Universitat Pompeu Fabra

Tuesday, February 22, 2022
12:30 p.m.–2 p.m.

Lattimore 513

How can and should we model the semantics of change of state verbs? When I first read Dowty (1979), I thought nothing could be more straightforward, more precise, and therefore more appropriate than his truth-conditionally defined BECOME operator. Over the years, however, I have seen that the semantics of change of state verbs is more complex than I thought. In particular, I have come to appreciate the subtle but important difference between analyses whose central focus is to capture truth conditions associated with verbs vs. those whose goal is to capture the mereotopological properties of events described by verbs (see, e.g., Casati and Varzi 1999 on mereotopology applied to language in general; see Piñón 1997 for one of the few explicit applications of mereotopology in verb semantics).

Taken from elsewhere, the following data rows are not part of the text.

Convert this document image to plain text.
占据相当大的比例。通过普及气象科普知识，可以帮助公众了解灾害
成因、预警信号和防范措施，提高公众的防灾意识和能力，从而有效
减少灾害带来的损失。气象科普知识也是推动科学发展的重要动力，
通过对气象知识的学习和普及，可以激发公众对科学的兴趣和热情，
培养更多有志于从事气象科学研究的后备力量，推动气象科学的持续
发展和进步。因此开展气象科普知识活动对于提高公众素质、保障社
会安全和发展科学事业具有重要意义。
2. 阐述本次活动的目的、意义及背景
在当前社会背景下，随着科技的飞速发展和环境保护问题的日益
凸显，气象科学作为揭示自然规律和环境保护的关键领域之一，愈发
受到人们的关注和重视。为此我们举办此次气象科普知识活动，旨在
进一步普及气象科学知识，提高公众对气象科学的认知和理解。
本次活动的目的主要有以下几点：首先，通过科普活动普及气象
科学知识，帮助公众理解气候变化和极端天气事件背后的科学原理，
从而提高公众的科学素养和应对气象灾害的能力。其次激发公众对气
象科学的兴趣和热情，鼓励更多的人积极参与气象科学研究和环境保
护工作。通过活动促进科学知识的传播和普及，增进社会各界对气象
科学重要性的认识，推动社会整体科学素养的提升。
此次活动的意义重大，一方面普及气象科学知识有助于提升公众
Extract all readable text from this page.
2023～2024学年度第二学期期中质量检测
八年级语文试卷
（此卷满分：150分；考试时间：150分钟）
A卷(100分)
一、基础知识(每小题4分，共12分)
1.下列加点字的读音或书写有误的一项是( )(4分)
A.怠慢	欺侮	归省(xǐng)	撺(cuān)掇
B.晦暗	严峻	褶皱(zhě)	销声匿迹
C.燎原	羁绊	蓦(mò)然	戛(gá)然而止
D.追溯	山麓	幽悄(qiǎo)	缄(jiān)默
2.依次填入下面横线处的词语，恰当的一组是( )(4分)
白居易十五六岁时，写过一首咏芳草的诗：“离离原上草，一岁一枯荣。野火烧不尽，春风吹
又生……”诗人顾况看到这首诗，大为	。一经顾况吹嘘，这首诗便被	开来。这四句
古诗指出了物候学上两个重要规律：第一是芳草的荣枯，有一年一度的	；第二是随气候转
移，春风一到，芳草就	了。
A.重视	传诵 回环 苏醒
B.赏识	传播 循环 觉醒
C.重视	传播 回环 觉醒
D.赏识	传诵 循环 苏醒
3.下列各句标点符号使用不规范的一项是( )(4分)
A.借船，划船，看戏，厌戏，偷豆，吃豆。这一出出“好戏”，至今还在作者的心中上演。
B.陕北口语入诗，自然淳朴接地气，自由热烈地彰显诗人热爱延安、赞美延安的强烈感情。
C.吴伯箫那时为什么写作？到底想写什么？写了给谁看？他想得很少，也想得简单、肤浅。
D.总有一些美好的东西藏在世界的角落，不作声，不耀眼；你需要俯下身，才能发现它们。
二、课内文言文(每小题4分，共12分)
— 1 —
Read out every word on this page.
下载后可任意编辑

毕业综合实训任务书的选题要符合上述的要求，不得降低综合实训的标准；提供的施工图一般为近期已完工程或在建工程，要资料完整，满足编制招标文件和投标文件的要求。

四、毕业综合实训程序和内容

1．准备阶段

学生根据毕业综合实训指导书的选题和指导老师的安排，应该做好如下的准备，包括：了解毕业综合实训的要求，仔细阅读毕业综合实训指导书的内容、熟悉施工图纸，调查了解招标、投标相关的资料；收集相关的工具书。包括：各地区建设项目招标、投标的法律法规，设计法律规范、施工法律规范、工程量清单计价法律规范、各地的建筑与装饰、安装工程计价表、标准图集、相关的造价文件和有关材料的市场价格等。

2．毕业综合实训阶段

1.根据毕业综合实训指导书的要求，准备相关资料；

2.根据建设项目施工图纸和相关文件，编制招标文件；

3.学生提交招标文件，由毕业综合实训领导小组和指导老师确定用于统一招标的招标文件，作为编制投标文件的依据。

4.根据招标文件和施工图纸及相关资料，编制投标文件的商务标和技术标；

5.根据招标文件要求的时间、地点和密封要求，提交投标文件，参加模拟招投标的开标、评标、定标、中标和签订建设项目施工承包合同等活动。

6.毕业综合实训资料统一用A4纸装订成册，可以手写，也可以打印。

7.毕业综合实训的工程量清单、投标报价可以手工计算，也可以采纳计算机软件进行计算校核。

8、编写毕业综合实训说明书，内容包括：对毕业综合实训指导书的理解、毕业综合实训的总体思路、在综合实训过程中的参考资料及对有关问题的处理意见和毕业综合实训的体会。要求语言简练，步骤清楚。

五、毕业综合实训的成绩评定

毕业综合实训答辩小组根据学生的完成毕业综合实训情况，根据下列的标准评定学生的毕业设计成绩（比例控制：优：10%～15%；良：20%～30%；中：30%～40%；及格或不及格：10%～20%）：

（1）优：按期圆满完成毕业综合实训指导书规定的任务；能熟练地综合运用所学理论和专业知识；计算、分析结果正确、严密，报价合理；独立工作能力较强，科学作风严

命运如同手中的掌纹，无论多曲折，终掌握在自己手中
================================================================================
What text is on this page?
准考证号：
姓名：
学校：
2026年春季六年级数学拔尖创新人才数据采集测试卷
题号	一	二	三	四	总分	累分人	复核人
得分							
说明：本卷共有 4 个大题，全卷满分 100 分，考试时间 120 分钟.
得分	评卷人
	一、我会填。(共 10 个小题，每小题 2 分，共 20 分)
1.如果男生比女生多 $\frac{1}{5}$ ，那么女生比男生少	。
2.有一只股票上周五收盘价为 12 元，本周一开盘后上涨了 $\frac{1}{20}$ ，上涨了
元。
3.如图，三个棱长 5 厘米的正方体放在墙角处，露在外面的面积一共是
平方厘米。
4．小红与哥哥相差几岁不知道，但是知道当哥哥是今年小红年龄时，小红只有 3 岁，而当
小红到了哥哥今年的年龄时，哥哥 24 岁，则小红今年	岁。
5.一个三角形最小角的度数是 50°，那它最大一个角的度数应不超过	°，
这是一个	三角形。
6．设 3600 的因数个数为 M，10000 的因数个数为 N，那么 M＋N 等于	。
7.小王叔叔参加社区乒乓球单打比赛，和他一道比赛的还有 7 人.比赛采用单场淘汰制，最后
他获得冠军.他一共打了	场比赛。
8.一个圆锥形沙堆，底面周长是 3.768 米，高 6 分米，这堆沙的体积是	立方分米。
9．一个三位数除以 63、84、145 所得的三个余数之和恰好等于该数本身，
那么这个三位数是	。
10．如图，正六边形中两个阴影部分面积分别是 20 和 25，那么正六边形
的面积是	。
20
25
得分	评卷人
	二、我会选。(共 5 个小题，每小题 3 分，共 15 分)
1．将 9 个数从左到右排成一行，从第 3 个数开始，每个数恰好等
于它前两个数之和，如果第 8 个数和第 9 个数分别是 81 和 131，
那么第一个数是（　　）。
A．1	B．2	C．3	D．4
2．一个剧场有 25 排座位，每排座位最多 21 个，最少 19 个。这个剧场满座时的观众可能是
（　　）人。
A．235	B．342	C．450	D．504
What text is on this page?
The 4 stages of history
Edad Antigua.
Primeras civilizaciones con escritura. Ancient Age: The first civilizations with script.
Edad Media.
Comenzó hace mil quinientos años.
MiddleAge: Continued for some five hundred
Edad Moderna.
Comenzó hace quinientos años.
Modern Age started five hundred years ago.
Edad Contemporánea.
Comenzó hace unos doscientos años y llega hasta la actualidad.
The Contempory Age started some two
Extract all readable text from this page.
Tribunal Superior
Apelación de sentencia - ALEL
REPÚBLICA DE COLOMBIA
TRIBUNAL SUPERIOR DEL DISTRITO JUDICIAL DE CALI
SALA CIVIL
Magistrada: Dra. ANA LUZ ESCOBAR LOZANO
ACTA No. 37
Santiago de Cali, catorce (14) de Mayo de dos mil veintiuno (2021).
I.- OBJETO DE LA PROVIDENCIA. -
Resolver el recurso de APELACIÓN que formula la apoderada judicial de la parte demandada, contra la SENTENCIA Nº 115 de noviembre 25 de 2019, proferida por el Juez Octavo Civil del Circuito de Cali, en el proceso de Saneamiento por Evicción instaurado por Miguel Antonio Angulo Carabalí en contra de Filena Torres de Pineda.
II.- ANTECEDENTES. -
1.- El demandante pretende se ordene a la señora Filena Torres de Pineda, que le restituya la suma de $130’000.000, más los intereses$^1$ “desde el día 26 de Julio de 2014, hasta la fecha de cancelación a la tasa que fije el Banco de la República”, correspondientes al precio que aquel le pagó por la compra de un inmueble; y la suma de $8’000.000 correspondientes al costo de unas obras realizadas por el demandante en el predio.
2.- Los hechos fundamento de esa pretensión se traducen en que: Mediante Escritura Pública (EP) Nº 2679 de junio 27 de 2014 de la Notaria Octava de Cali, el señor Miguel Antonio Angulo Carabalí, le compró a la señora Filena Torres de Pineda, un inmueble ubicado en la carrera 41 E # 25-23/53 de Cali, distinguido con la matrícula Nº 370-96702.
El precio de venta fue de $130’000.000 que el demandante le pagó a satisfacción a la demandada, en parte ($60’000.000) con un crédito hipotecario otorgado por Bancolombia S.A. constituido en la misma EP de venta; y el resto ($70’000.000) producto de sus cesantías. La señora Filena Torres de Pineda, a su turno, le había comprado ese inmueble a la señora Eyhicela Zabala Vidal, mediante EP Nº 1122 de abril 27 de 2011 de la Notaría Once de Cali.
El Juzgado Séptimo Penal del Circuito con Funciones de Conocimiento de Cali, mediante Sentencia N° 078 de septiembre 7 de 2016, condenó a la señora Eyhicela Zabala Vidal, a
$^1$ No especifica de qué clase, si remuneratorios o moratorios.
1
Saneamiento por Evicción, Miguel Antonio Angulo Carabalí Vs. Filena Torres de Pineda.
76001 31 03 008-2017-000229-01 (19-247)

In this talk, I explain what I have come to understand as the main differences between the simply truth-conditional and the mereotopological ways of thinking about change of state verbs. In the latter category I would put, for example, the work of Pustejovsky (1991) and Williams (2015), although they do not themselves use the term “mereotopology.” The fact that the two approaches are not incompatible in principle, and that mereotopology has a less established tradition in semantic theory, has obscured these differences. I will discuss how adopting a mereotopological perspective has helped me think in new ways about verb semantics, illustrating with examples from Marín and McNally (2011) and McNally and Spalek (to appear). Finally, I will make some provocative suggestions concerning the relation between work in verb syntax and these two perspectives on verb meaning.